Three days had passed, and I hadn’t been able to take my mind off her. It’s crazy, but all I’ve thought about was her smile, the way she’d laugh. I’ve wondered if she still felt and tasted as good as I remembered.

I knew this wasn’t right. But, shit, I hadn’t felt a woman under me in a long time. I work crazy hours and when I get home all I do is crash. However, before I do that, I want to soak myself in my woman’s heat and get lost for just a moment.

On the rare chance Nora was around when I got home, it seemed she wanted to fill our time with wedding shit. Sometimes, all I wanted to do was screw her senseless. I don’t want you to think that I’m a heartless SOB, but sometimes screwing her senseless was higher on the agenda than the damn wedding. Please don’t think, however, that I didn’t communicate this to her; she just didn’t see things my way. There was one night in particular that I remember. I had lost two patients on the same shift. They were very sick, and their chances of surviving surgery were slim, but the families wanted to try, so we did. It’s messed up when we lose, and I just wanted to come home to her. She didn’t get it though, and, to be truly honest with myself, she was never truly did. I mean, she motivated me through my residency to never give up, I have no problem admitting that. She made sure I was left alone when I needed to study or sleep, but if I really just needed her, she couldn’t give me what I needed.
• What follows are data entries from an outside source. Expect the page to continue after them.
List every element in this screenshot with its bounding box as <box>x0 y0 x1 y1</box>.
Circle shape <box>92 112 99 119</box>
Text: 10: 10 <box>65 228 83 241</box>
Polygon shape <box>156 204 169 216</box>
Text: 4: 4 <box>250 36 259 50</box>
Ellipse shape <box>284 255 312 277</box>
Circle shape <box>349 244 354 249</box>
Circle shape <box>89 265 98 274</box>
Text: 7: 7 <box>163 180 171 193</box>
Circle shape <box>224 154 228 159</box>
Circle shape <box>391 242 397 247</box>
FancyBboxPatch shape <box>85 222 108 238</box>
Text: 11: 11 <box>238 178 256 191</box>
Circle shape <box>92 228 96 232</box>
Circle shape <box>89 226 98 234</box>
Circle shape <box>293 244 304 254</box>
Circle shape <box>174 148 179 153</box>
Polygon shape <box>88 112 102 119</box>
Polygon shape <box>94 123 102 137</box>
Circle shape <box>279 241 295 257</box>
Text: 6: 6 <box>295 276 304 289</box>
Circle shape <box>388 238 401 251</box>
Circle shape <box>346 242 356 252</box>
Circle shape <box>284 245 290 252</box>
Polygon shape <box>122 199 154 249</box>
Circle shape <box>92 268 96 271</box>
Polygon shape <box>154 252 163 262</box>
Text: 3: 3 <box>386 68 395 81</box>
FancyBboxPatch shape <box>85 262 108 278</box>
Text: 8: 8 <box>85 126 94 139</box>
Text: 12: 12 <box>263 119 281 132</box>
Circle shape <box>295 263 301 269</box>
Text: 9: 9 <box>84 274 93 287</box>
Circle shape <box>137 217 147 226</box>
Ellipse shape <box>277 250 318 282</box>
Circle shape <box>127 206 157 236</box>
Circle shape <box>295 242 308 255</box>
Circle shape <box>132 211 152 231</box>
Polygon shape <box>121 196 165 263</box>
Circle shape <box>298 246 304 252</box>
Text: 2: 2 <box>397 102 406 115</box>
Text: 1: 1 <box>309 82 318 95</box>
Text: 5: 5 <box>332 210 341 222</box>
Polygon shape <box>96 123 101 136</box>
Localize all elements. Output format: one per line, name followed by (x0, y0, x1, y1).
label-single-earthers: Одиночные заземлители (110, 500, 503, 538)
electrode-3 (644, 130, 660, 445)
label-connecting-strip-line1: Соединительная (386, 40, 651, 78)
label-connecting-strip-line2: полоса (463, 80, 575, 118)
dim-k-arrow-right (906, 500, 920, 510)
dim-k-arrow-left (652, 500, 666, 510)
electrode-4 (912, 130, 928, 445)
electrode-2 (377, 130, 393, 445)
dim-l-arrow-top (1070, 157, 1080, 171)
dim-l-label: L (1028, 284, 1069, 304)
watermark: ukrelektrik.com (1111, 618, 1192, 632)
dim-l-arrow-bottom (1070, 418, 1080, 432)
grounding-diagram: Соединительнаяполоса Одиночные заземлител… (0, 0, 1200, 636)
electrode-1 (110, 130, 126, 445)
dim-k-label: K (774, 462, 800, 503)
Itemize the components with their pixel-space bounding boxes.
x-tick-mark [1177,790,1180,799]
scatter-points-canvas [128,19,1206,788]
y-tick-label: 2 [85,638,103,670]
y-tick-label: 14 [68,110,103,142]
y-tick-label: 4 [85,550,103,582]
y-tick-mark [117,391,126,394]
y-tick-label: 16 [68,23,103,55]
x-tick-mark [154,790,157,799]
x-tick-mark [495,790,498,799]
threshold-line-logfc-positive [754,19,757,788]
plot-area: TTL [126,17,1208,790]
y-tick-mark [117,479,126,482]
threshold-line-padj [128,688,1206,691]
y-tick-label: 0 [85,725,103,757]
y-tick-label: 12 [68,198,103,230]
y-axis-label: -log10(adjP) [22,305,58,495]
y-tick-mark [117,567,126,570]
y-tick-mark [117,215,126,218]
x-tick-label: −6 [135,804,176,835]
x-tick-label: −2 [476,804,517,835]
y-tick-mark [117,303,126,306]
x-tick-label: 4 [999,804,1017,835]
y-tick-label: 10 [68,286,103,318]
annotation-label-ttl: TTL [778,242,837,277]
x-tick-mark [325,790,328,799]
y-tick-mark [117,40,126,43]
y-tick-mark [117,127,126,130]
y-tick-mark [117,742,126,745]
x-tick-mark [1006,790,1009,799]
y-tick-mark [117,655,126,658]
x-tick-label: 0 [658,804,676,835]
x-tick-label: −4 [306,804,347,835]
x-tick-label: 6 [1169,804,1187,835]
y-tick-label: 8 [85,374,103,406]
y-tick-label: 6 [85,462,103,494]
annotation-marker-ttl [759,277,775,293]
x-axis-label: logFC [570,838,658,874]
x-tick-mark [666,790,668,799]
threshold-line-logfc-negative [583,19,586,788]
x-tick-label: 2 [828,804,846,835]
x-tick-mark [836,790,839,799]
The only woman that was able to soothe me like that was the very one that was avoiding me now.

I didn’t realize how much I missed Ayana until she wrapped her body around mine the other day. It was something that she used to do the moment she saw me. We could have gone weeks without seeing each other or hours, and she would still leap into my arms. I grew to expect it.

Yet, seeing her so troubled had me on edge.

Again, common sense is a fleeting concept with me right now. I should’ve learned from my mistakes but, apparently, I didn’t. As it seems, I was a glutton for punishment as I made my way to McGinley’s in search for more heartache.

When I walked inside, I pulled my baseball cap further down on my head. I looked around the place and found it was packed. It seems Ice had been doing all right over the years.

I made my way to the bar and ordered a beer. I didn’t have a plan for when I saw her. Hell, I didn’t even know how long I would actually wait for her. For all I knew, she wasn’t even there, or if she was there earlier and left for the night. I wanted to ask the bartender, but I hesitated. If he told her I was there, she could tell this guy anything, and I would never know. No, I needed this to be a surprise, and, after my second beer, she emerged from the back of the bar with company. It was the same guy I had seen there the other day.

He looked around the bar, and I moved my eyes from him, trying to blend in my surroundings. He looked at me hard a few days ago as if he was memorizing what I looked like. I didn’t like it and Lock went out of his mind. He was ready to take the guy to the station and interrogate him, claiming to me, “He looks like fucking trouble.”